All of these things came together the other day when I was out with Skeeter. We were at the end of the block where we normally cross to come up the block again. We were waiting at the light when Skeet went: "Hamana hamana hamana!" This noise, for the uninitiated, means he has spotted a particularly hot/semi-naked guy. And sure enough, there, at the outdoor café on the corner, sat a young man with his shirt open who had the kind of chest I know Skeet dreams of: hard, lean and hairy. (Now, if you'll excuse me, I would like to spit out the little bit of barf that just came into my mouth.)

So Skeet, using me as he is wont to do, said, "Stall." What this means is that I try to position us near the sexual object in question and take lots of time to sniff, etc., so Skeet can stare at the guy. "I'm really getting tired of being your beard," I muttered.

But then something truly happy occurred. When we crossed the street to the café who should I see hidden behind one of the decorative flower boxes but Cleo! "Hey!" I barked and dragged Skeet over. In an even happier circumstance this placed him just ahead of hairy hunk. "Hey Cleo," Skeet said and she mewed and, then to me he said: "Take all the time you want to catch up." The pig.

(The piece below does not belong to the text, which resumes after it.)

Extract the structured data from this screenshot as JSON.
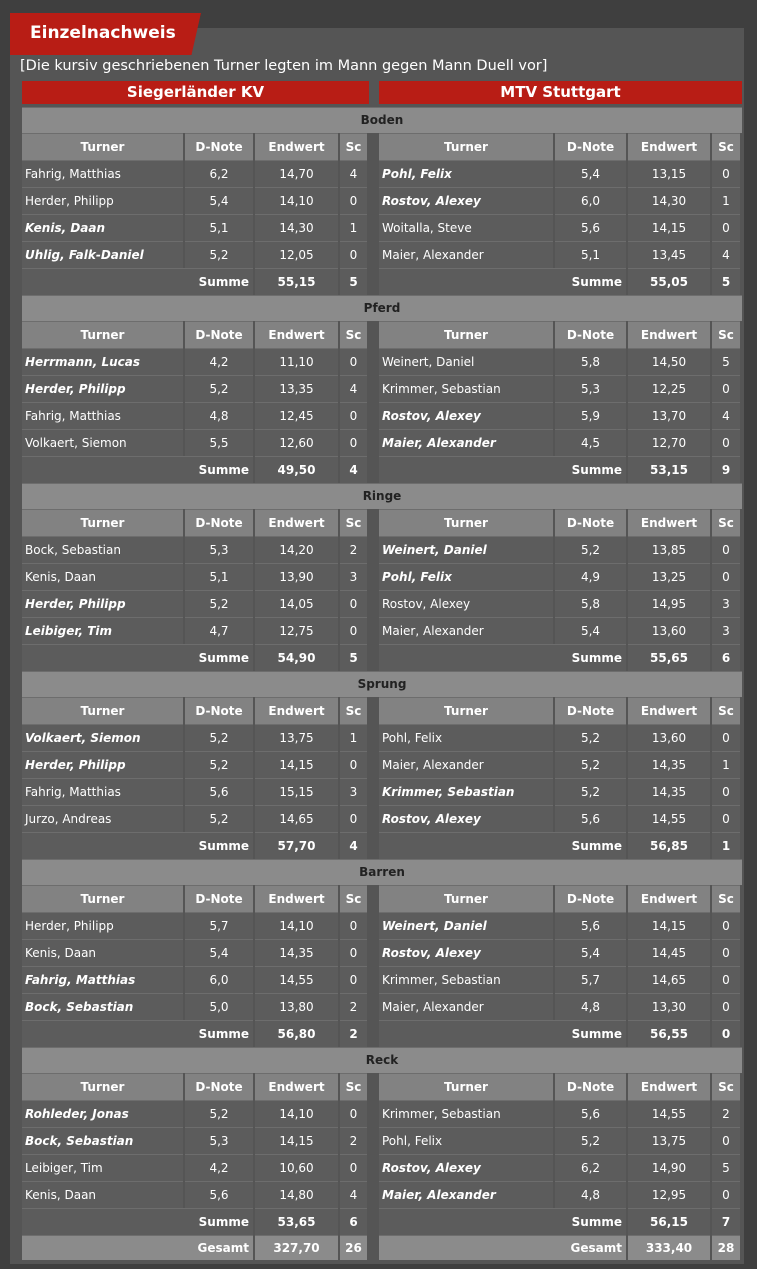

Cleo, unlike the last time, was happy to see me. "I've gotten used to street life," she said. "There sure are a lot of slow squirrels and birds around here so I'm never hungry." Though this was not the kind of "good" news I wanted to hear, I realized her life had changed and I had better get used to the idea because. I approached her and said, "Come over and put some of that stank on me." She giggled and said, "How street and how sweet and how ick." Then we nuzzled a bit. We didn't realize we had drawn an audience and several people at the café went: Awwwwwww. This broke Skeeter out of his chest-worshipping reverie and he smiled at everyone. Cleo and I felt a little self-conscious but probably not as self conscious as Skeeter who had to explain to the audience that he was looking away from us because he was "trying to give the two their privacy." I noted several in the café (including hairy hunk) watched Skeeter like he was a madman and potentially dangerous.

Back to us...

I started to prance with joy at seeing my beloved and she smacked me in the nose. Then she said, "Do that again." I was confused and said, "Jump around like a fool and make you nervous?" "Yes," she said so I did and she purred, "You've been working out! What happened to my pudgy little Jack Russell? Where did those leg muscles come from?" I crowed a little (in Dog Speak that's like a yawn with a little whinny at the end).

"Well, that's a story," I said to her and told it.

Two weeks ago the Boys were watching—you guessed it—"The Dog Whisperer" and the nasty little Mexican showed how you could exercise your dog by getting him to run beside a bicycle while you rode it. Boo-Boo's eyes lit up and he said, "I'm going to try that!" and on the next sunny day he did. At first I bucked and resisted like I was rabid but it boils down to two choices, finally: running with the bike; getting dragged like a cadaver behind it. So I ran. I hate it hate it hate it hate it. We do it every morning now and, on top of that, the two assholes have cut my meals again and my body has no choice but to tone up and fat down.

"I like it," Cleo purred again and once again we nuzzled and once again the crowd at the café went: Awwwwww. What I hadn't noticed was that hairy hunk had gone and Skeet was now bored and impatient. But he can be decent, sometimes, and as much as he wanted to leave, he also knew we, on the ground, were joyful.

It was Cleo who finally broke up the party saying, "I'm hungry. Time to hunt." This wasn't your sleek little lap cat anymore. Skeeter leaned down to us and said to Cleo, "If you need anything, you know where we are, sweetheart." Cleo acknowledged the kindness by rubbing her head into his hand and then, without another word, she was off, dashing into an alley to get herself some lunch.

It's sort of sad but it's sort of not 'cause it's sort of real.